ぶっきらぼうだが、彼との交流は楽しかったのだ。少し…信頼していたのだ。

それ以来、私は彼に一線距離を引いて接するようにした。

※※※※※

…嫌なこと思い出しちゃったわ。

 彼は顔を顰めーー、何かに気付いたのか上に目線を上げていた。

「なんだ、これ?」
「あっ」

 私の書いた短冊だった。
ぎゃあああ!!!
見られてしまったわ!
私の妄想と願望が!
 私が羞恥で下を向いて赤くなっていると、

「‥俺を裏切ってやがったのか…」

はぁ?
何言ってーーひいっ!

「相手はどこの家のやつだ?身分差があるそうだな、…あいつか?それとも…あいつのことか?…」

 ブツブツ呟きながら、幽鬼の様な顔をして近づいてくる。
怖い!怖いわ!

「まあ、もうどうでもいいや…」

何がいいのよ!
 壁まで追い詰められた私の、頭の真横に手を置き、もう片方の手で私の顎をグイッと上げた。

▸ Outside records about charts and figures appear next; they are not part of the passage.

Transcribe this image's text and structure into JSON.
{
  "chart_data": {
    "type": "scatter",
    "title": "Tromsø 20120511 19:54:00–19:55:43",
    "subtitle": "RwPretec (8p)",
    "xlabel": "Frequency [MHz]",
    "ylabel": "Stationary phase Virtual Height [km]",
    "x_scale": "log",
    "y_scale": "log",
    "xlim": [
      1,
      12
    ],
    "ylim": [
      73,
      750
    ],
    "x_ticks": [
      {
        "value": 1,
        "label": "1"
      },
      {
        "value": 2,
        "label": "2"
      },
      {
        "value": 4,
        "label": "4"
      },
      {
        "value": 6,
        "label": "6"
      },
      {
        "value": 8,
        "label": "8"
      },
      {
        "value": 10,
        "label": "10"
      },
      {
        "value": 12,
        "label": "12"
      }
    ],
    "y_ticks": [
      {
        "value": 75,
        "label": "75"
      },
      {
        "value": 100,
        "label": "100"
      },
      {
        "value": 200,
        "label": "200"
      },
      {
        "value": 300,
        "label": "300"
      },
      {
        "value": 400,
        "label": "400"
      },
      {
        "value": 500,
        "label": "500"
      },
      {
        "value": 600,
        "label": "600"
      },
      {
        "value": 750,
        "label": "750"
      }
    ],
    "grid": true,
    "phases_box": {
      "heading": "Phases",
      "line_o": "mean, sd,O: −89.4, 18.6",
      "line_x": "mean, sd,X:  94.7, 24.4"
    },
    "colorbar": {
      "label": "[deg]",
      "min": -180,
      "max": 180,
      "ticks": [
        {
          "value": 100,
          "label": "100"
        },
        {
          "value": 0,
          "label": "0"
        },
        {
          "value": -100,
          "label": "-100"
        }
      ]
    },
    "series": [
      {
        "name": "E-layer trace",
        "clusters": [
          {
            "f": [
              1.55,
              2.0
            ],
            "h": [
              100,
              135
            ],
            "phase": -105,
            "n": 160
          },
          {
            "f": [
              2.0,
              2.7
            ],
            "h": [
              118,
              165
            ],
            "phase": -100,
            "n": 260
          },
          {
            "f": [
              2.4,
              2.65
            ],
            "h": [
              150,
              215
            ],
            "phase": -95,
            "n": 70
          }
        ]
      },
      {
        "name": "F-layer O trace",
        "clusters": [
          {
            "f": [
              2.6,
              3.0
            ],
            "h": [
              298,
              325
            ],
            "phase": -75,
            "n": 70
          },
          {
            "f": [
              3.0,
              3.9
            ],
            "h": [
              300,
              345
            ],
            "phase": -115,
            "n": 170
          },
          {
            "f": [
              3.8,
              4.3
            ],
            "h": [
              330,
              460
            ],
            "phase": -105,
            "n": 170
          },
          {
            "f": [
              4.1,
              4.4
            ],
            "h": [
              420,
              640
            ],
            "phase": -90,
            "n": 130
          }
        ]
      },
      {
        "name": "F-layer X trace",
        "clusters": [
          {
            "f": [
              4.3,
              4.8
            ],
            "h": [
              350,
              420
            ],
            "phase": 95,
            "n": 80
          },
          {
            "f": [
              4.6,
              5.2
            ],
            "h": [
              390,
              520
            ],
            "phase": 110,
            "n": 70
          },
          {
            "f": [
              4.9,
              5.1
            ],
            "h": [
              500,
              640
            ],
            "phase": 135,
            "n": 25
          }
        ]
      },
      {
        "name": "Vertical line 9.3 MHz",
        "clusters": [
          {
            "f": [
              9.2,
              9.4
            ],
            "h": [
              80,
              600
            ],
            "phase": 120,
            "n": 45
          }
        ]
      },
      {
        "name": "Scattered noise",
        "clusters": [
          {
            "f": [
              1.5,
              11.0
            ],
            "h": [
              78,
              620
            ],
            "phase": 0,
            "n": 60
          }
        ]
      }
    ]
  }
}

何か物凄い勘違いをされている様な気がするわ!是非とも話し合いを…!

「俺は…絶対に許さねえからな」

 深紅の瞳が私を捕らえた。
彼はそう言うと、私を解放して去っていった。

 緊張が解けた私は、へちゃっと地面に座り込み、暫くその場から動けなかった。